L’univers millefeuille
Au début des années 80, Richard Feynman se demandait si l’Univers obéissait à une Théorie du Tout, ou bien s’il était structuré comme un oignon avec de multiples strates dont chacune obéissait à des lois différentes. Aujourd’hui, tout nous indique que la seconde hypothèse est la bonne.
Plus on étend la vision humaine vers les échelles extrêmes, petites ou grandes, plus on perçoit que leur étendue est immense et peut-être infinie. Ainsi, l’Univers prend une allure fractale : à chaque niveau d’échelle se développent de nouvelles structures. C’est probablement pourquoi aucune théorie, même qualifiée de fondamentale, n’est capable d’embrasser toutes les échelles.
Alors, il faut se résoudre à l’idée que l’Univers est fait comme un millefeuille.
Les différentes couches du millefeuille
Chacune des strates fait émerger de nouvelles structures dans la ou les strates du dessus, et chacune de ces structures fait naître de nouvelles lois. Ainsi, en partant du bas :
- Sous l’échelle de Planck, se situe une zone inaccessible, une terra incognita qui ne peut obéir à nos théories car elles sont incompatibles à ces échelles. Des théories en cours d’élaboration, telles celle des cordes et celle de la gravité quantique à boucles, laissent entendre que ce monde ferait émerger celui qui nous est connu : l’espace-temps lui-même, la mécanique quantique et la relativité générale.
- De cette terra incognita, émerge le monde des particules habité par le flou quantique.

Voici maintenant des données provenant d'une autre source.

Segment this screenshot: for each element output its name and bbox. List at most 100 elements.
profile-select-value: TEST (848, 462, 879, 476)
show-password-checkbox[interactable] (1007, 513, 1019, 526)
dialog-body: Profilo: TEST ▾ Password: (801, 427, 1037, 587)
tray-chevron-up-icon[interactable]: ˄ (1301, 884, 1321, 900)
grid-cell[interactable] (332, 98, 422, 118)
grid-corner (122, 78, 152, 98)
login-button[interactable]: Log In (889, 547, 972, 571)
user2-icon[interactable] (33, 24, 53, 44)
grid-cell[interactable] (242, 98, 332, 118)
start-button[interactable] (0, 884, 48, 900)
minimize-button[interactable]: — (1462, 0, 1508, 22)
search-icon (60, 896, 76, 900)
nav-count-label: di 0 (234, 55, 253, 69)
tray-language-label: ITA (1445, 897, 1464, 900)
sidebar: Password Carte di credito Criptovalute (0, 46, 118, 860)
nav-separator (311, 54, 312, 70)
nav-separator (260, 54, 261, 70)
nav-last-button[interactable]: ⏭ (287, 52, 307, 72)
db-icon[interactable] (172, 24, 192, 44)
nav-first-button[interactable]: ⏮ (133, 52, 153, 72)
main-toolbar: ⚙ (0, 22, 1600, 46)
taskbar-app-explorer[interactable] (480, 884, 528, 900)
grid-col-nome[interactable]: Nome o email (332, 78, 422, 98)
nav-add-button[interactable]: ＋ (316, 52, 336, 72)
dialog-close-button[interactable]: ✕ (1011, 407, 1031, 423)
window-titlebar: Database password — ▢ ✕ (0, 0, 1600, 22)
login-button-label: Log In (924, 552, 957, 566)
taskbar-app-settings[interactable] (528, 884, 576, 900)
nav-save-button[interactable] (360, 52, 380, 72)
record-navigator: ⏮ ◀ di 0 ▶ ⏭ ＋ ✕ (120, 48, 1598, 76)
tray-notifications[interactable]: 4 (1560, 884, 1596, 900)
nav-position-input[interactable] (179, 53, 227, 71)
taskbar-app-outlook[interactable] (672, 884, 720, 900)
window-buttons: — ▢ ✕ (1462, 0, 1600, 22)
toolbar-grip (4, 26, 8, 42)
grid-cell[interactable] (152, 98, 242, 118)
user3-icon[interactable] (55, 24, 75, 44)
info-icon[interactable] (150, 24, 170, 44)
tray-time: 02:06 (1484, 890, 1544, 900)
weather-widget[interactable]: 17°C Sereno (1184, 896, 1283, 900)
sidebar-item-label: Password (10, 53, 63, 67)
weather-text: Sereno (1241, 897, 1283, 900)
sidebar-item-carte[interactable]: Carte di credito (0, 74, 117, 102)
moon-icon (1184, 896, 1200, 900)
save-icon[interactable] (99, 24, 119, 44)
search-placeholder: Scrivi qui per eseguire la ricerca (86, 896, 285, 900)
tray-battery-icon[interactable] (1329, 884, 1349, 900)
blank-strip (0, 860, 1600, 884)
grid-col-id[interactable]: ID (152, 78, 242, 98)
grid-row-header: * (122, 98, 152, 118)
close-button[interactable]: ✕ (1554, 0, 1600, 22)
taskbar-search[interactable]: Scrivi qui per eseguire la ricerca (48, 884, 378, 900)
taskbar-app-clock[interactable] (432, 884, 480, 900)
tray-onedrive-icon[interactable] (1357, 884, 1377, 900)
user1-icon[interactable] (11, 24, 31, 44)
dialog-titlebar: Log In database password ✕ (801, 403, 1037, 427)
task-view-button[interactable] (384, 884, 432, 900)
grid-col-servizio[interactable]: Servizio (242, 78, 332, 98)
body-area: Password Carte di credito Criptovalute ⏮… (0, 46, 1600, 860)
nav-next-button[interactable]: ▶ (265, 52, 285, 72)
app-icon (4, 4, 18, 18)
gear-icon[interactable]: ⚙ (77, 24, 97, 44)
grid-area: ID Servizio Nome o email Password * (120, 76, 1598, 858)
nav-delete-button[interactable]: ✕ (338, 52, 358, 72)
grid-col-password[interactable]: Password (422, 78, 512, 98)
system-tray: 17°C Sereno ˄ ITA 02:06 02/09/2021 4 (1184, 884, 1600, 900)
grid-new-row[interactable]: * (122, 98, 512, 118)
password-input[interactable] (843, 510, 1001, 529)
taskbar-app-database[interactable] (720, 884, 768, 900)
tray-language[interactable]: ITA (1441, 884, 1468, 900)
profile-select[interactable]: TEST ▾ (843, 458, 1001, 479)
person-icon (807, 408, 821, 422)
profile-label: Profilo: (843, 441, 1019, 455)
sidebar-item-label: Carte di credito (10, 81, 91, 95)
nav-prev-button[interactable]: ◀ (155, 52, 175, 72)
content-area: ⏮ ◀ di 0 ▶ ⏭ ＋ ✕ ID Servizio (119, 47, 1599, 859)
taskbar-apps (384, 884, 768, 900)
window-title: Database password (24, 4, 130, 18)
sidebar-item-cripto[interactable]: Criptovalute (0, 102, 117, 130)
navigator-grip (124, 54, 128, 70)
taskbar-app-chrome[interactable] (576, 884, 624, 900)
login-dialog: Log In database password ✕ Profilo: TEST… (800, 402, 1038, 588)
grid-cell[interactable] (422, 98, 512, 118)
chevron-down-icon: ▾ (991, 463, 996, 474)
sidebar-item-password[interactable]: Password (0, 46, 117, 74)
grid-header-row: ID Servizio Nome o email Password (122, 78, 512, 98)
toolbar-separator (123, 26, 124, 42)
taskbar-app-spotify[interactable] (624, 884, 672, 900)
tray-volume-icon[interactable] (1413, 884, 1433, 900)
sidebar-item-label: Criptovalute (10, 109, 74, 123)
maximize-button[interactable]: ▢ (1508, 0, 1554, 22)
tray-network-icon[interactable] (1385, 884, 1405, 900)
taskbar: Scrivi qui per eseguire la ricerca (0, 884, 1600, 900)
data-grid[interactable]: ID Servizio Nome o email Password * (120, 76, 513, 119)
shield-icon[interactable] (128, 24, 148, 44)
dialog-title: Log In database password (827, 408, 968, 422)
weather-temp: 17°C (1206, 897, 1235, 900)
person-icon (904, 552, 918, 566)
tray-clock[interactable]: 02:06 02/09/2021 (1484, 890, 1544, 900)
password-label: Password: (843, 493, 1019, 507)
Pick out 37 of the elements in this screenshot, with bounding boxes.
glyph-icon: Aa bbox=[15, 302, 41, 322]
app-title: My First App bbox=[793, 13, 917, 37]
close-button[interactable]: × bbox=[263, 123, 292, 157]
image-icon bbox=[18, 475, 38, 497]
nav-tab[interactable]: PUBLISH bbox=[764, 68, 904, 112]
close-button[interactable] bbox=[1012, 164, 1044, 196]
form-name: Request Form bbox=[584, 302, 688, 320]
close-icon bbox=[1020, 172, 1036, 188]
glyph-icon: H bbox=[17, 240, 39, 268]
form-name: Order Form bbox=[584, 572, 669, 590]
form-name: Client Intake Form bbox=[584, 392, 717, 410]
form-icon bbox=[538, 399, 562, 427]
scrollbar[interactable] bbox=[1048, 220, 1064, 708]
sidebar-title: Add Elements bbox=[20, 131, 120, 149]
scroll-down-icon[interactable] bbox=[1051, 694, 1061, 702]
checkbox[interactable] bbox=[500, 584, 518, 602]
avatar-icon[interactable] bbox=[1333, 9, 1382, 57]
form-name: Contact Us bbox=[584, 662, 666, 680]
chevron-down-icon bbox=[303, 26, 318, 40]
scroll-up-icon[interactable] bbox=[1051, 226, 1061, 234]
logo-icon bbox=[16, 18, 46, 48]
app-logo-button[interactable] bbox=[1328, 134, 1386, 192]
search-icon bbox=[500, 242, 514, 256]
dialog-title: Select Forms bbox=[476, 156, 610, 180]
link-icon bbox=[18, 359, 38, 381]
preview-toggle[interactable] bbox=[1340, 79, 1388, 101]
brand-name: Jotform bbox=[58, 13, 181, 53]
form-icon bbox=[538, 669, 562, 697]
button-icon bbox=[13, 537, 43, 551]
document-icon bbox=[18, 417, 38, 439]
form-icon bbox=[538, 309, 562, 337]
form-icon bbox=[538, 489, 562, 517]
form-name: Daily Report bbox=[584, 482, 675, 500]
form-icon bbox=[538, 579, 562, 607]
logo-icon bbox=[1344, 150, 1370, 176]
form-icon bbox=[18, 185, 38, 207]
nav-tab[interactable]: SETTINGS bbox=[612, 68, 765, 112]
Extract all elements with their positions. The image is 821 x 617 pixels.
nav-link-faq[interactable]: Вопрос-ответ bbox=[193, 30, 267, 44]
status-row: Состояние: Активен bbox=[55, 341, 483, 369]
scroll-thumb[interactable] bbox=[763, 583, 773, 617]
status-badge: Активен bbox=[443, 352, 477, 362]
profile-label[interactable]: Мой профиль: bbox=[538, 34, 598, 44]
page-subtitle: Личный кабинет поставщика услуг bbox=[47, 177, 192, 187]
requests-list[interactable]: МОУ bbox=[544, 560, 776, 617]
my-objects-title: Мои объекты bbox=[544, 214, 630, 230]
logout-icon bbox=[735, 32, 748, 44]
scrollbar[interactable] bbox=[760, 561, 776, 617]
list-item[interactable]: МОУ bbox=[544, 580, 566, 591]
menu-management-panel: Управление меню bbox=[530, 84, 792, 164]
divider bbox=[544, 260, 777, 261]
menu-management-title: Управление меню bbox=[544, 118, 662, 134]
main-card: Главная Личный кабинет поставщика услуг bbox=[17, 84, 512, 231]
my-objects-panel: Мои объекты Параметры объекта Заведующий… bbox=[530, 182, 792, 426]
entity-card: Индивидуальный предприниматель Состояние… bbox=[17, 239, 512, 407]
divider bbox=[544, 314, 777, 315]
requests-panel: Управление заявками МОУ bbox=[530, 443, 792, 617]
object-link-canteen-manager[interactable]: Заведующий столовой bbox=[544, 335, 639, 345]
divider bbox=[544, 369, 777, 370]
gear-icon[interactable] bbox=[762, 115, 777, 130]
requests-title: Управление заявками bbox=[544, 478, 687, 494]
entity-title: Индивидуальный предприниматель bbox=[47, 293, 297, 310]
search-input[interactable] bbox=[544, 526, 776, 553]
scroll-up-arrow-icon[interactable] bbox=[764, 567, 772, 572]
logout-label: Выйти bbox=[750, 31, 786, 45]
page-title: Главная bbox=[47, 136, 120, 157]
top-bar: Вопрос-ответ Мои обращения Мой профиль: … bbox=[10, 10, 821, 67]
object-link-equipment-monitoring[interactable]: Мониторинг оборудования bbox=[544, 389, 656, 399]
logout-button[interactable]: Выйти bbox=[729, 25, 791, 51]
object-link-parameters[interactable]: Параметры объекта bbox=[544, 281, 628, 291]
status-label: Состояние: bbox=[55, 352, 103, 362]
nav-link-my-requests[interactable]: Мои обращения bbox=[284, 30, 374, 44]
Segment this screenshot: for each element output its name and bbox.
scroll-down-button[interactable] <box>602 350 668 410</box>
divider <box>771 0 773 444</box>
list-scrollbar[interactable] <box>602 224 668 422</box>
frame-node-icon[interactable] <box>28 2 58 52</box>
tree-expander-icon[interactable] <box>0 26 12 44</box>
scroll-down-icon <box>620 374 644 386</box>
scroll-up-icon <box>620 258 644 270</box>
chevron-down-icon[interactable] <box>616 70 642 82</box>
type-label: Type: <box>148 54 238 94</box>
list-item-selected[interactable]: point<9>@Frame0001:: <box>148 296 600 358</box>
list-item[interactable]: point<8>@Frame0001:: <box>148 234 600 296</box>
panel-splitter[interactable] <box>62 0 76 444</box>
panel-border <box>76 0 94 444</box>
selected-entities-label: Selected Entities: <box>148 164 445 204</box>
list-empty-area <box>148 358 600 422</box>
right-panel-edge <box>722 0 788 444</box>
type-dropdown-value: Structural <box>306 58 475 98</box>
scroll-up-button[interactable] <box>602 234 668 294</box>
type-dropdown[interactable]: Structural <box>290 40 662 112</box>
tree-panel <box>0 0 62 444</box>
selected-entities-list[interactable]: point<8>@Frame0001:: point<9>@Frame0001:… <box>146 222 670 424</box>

Nous commençons à bien le connaître, même s’il nous apparaît toujours aussi contre-intuitif.
- En s’agrégeant, les particules font émerger les structures macroscopiques c’est-à-dire notre monde de tous les jours. Le mécanisme de la décohérence semble expliquer la transition. De nouvelles lois physiques ont été créées pour appréhender ce qui se passe à nos échelles, notamment la thermodynamique.
- On découvre jour après jour, de nouvelles structures émergentes que l’on ne peut expliquer qu’en trouvant de nouvelles lois : décrire les phases gazeuses, liquides et solides des corps, les semi-conducteurs ou les états condensés de la matière par exemple.
- L’échelle des galaxies et de l’Univers observable a fait l’objet de modèles cosmologiques grâce à la relativité générale, d’une manière très simplificatrice : en considérant les galaxies comme des particules et le cosmos comme un gaz formé de ces particules. Des modèles plus sophistiqués incorporant les forces autres que la gravitation, restent à trouver.
- Quant à l’existence d’une possible échelle supérieure au-delà de l’Univers observable, elle reste un mystère lié à celui d’un éventuel multivers. Une autre terra incognita.
Voilà ce qu’est l’Univers millefeuille : une Matriochka dont chaque poupée crée sa propre physique.
Richard Feynman voyait cette structure stratifiée comme une mauvaise nouvelle pour la physique : il craignait que les physiciens s’épuisent à découvrir toutes ces lois « locales ». Aujourd’hui, les idées ont évolué. La Théorie du Tout apparaît de plus en plus comme une idée religieuse, ou comme le mythe newtonien poussé à l’extrême. Au contraire, l’Univers millefeuille offrira à tout jamais une richesse incroyable de nouveaux problèmes pour nourrir la communauté scientifique et faire avancer la connaissance.